4.1 The Global Scope (Initialization)
Code written outside of any function in your mod.lua is executed the moment the game builds the mod list in the main menu.
Rule: Never place heavy mathematical operations or table generations in the global scope. It bloats the game’s startup memory before the player has even loaded a save file.
4.2 runFn(settings, modParams)
This is the primary execution block. It runs exactly once when a save game is loaded or a new map is generated.
Best Use: Use this block to modify global game configuration tables (e.g., altering vanilla bridge costs, registering new cargo types via api.res).
Warning: Changes made here are baked into the save file.
4.3 postRunFn(settings, modParams)
This block executes after all other mods have completed their runFn.
Best Use: This is critical for compatibility. If you are writing a script that modifies all vehicles in the game (e.g., doubling the top speed of every train), you must place it in postRunFn. If you place it in runFn, your script will only affect vanilla trains and will miss any trains added by mods loaded after yours in the load order.
5. Advanced Mechanics: Safe State Alteration
If you cannot use external libraries and you cannot alter the UI, what can you do? The key to console-compliant scripting is utilizing the api.engine to manipulate the game state invisibly.
5.1 Modifier Scripts
You can safely iterate through the game’s resource repository to apply bulk changes without risking stability.
— Console-Safe Example: Modifying all vehicle lifespans
function data()
return {
info = {
minorVersion = 1,
severityAdd = “NONE”,
severityRemove = “WARNING”,
name = “Extended Vehicle Lifespan”,
},
runFn = function (settings, modParams)
local addModifier = function(fileName, data)
if data.metadata and data.metadata.maintenance then
data.metadata.maintenance.lifespan = data.metadata.maintenance.lifespan * 2
end
return data
end
— Safely hooking into the engine API
api.res.modelRep.addModifier(“addModifier”, addModifier)
end
}
end
This script passes console certification perfectly. It uses only internal APIs, does not touch the OS, does not require custom UI, and executes predictably.

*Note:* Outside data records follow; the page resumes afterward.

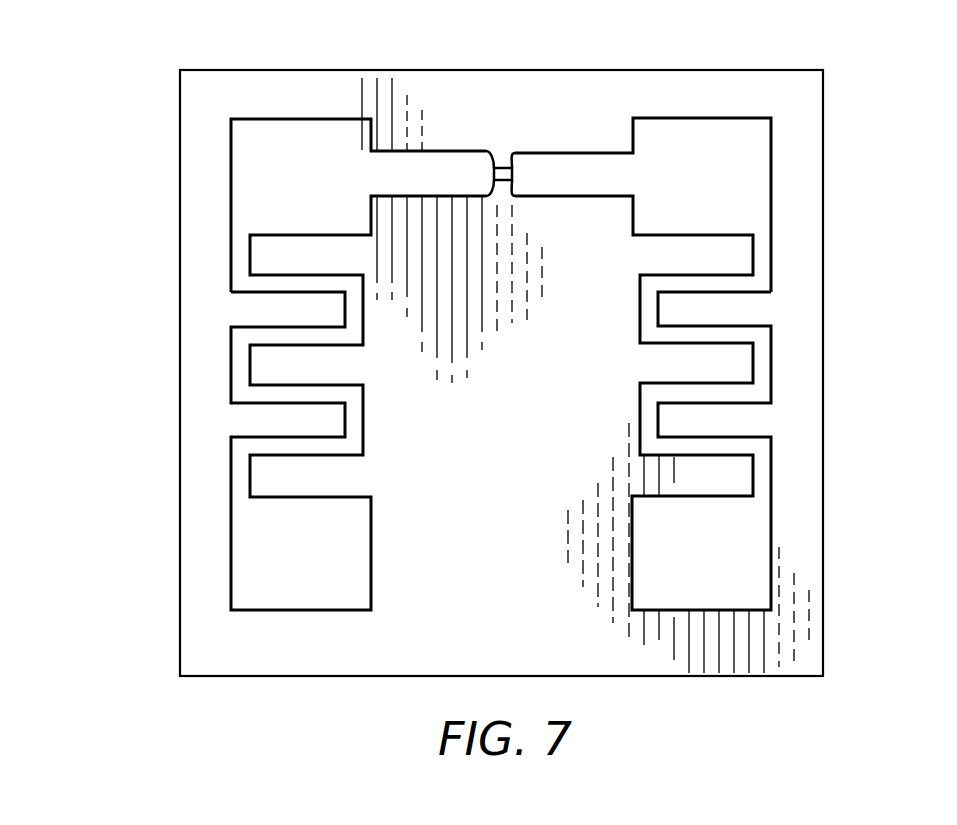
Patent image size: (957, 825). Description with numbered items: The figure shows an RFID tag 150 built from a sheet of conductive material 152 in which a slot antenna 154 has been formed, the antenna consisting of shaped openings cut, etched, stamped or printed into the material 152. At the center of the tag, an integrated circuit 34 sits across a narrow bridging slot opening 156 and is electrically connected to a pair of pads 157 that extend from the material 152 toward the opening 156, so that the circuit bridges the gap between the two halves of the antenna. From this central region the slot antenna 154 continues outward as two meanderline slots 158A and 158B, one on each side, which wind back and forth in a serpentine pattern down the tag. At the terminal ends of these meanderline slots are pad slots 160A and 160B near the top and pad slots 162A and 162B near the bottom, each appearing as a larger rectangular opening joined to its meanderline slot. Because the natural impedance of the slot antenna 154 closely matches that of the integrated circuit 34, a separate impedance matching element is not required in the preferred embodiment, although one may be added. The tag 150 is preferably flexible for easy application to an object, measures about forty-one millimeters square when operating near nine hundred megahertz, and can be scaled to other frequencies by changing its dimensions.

The tag 150 is at (130, 368).
The conductive material 152 is at (612, 662).
The slot antenna 154 is at (294, 130).
The bridging slot opening 156 is at (420, 173).
The pads 157 is at (515, 160).
The integrated circuit 34 is at (494, 173).
The pad slot 160A is at (260, 172).
The pad slot 160B is at (753, 187).
The meanderline slot 158A is at (763, 367).
The meanderline slot 158B is at (240, 284).
The pad slot 162A is at (293, 565).
The pad slot 162B is at (747, 538).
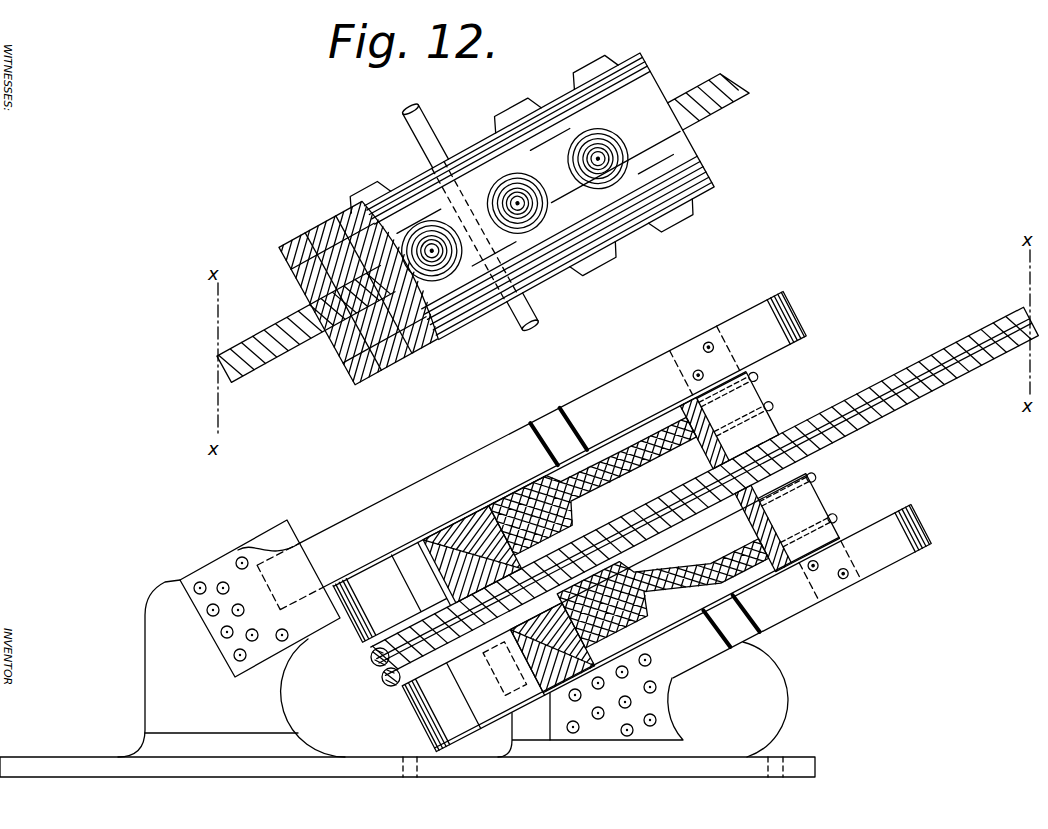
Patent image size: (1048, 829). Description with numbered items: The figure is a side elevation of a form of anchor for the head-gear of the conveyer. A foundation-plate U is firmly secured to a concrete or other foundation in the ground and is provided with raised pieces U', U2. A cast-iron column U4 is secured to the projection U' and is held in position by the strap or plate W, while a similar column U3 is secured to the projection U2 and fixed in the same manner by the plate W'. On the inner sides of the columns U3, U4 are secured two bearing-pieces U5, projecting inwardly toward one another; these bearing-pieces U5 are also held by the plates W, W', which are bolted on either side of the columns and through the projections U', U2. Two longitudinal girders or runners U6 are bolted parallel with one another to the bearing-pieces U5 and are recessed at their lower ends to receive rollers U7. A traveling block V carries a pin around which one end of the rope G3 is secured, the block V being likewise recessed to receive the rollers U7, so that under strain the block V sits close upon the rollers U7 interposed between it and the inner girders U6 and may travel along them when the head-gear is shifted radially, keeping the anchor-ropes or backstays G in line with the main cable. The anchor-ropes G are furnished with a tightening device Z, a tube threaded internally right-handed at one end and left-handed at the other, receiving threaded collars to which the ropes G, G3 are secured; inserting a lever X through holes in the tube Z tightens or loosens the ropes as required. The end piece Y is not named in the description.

The tightening device Z is at (563, 95).
The lever X is at (438, 135).
The end cap Y is at (330, 233).
The anchor-ropes or backstays G is at (692, 92).
The rope G3 is at (283, 348).
The foundation-plate U is at (407, 753).
The raised piece U' is at (231, 650).
The raised piece U2 is at (516, 735).
The column U3 is at (745, 636).
The cast-iron column U4 is at (553, 425).
The bearing-piece U5 is at (766, 383).
The longitudinal girder or runner U6 is at (633, 450).
The roller U7 is at (458, 527).
The strap or plate W is at (531, 441).
The strap or plate W' is at (555, 648).
The traveling block V is at (397, 688).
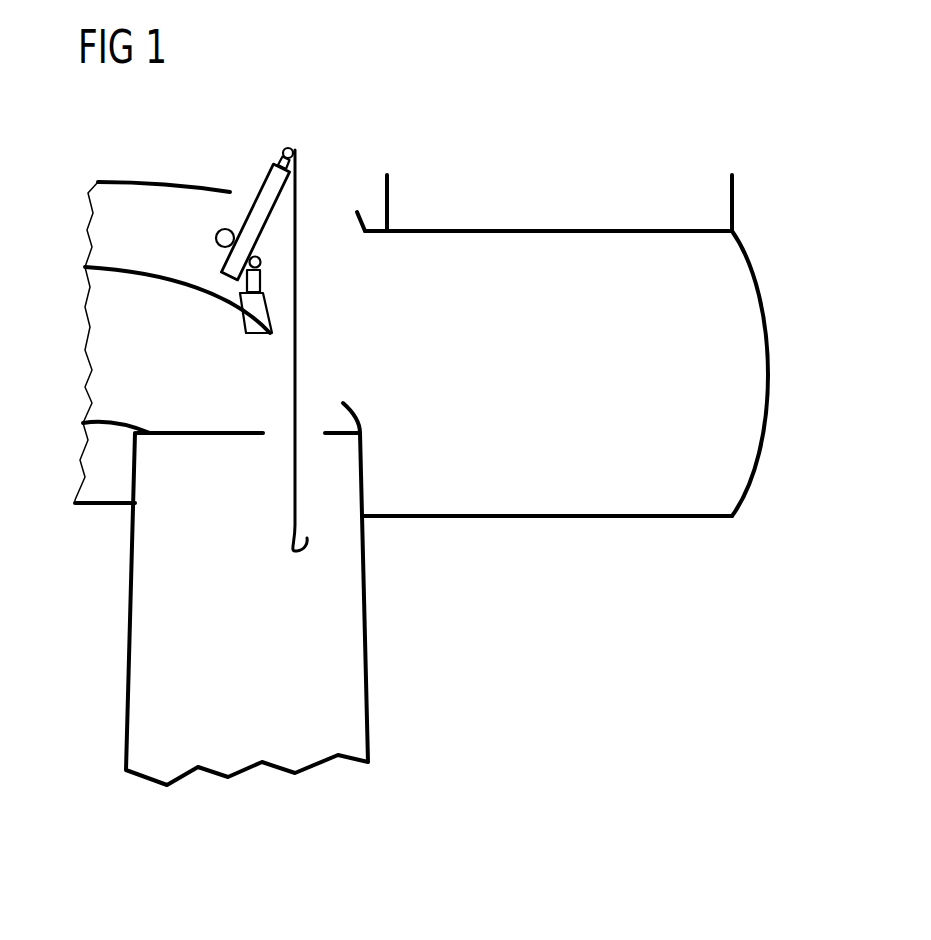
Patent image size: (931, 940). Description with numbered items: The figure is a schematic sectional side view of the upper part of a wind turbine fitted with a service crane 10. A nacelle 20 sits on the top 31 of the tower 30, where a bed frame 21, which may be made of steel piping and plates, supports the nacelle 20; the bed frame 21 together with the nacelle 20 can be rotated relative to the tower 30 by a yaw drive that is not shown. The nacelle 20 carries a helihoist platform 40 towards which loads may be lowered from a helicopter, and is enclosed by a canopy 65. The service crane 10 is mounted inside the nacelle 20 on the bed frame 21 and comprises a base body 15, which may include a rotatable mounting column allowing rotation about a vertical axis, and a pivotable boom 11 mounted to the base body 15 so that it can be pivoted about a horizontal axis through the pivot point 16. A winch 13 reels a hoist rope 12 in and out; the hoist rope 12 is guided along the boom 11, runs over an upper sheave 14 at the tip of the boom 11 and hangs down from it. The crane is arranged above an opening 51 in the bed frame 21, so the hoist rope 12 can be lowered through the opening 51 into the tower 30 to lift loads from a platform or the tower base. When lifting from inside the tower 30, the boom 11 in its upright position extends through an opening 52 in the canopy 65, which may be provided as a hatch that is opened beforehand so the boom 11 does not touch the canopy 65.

The service crane 10 is at (244, 172).
The boom 11 is at (252, 222).
The hoist rope 12 is at (293, 373).
The winch 13 is at (216, 238).
The upper sheave 14 is at (288, 148).
The base body 15 is at (261, 282).
The pivot point 16 is at (261, 261).
The nacelle 20 is at (594, 376).
The bed frame 21 is at (187, 291).
The tower 30 is at (278, 594).
The top of tower 31 is at (362, 477).
The helihoist platform 40 is at (648, 229).
The opening 51 is at (325, 383).
The opening 52 is at (328, 180).
The canopy 65 is at (637, 517).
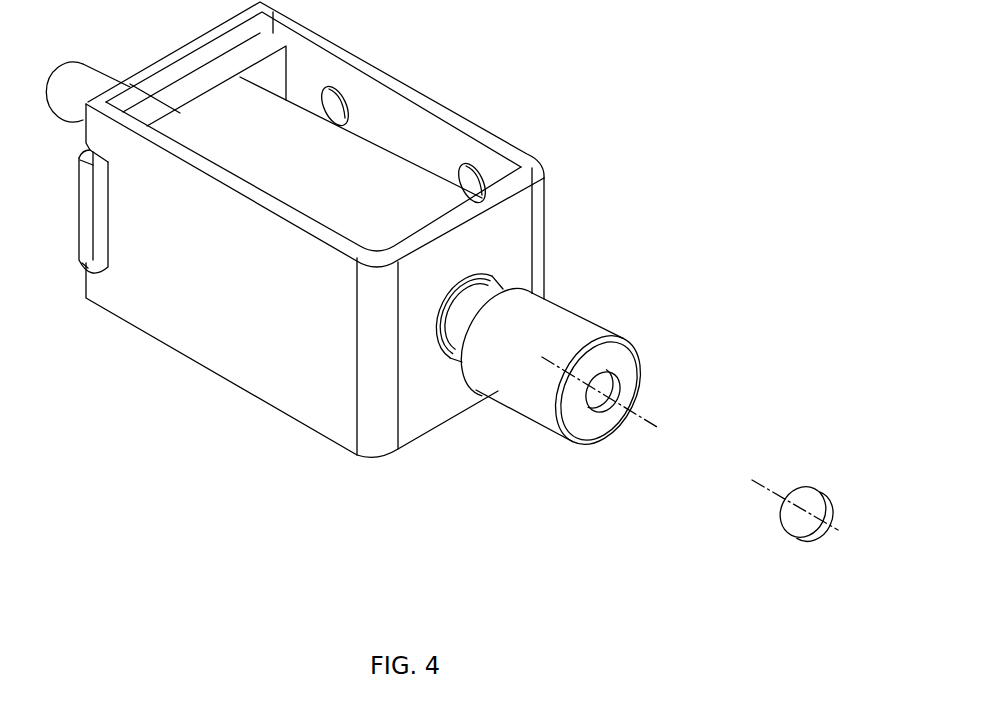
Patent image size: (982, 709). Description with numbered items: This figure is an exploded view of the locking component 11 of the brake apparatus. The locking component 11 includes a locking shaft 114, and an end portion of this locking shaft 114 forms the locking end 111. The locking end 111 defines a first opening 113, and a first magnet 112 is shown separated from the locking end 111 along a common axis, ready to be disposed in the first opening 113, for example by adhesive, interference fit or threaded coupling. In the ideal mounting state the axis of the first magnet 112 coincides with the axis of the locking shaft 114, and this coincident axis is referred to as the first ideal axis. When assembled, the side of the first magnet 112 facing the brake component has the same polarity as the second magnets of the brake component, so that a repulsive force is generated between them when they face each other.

The locking component 11 is at (459, 278).
The locking end 111 is at (571, 413).
The first magnet 112 is at (812, 508).
The first opening 113 is at (607, 386).
The locking shaft 114 is at (552, 310).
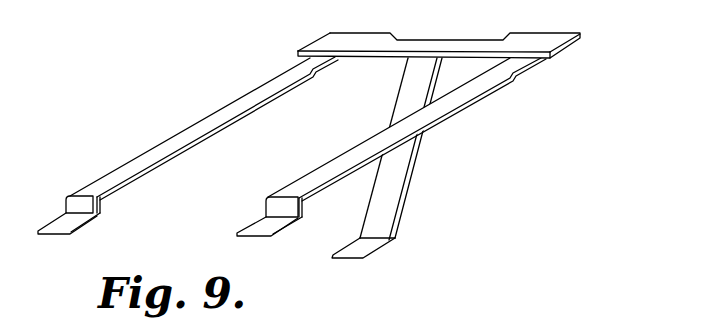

5.2 The severityRemove = "CRITICAL" Requirement
As discussed in previous articles, the severityRemove parameter is the most important metadata flag in your mod.lua.
If your script introduces new commodities, new town generation logic, or fundamentally alters the mathematical structure of the economy, you are altering the deep architecture of the save file.
If a console player deletes your mod, the engine will attempt to find the custom cargo type your script created. When it returns a nil value, the console will instantly hard-crash to the dashboard.
If your script alters the economy or adds custom industries, you must set severityRemove = "CRITICAL". This locks the mod to the player’s save file, preventing them from accidentally destroying a 100-hour playthrough. Failure to use this flag for heavy scripting mods is a guaranteed QA rejection.
6. Summary: The Pre-Publish Code Audit
Before you submit a script-heavy mod to the Mod.io API, run your codebase through this final sandbox audit:
The Library Check: Search your entire repository for os., io., debug., and require. If any exist, your mod will fail.
The UI Check: Does your mod alter the vanilla UI or require the player to click a custom button? If yes, it is PC-only. Strip it for the console release.
The Loop Check: Are you running deep, nested loops over large datasets during initialization? Refactor for efficiency to prevent console watchdog timeouts.
The Execution Order: Are your global game modifications placed securely inside postRunFn to ensure compatibility with other mods?
The Save Integrity Check: Does your script alter the economy, add cargo, or change town generation? Set severityRemove = "CRITICAL".
By respecting the Sandbox, you ensure that your modifications run seamlessly, securely, and stably across the unified Mod.io ecosystem, bridging the gap between PC complexity and console reliability.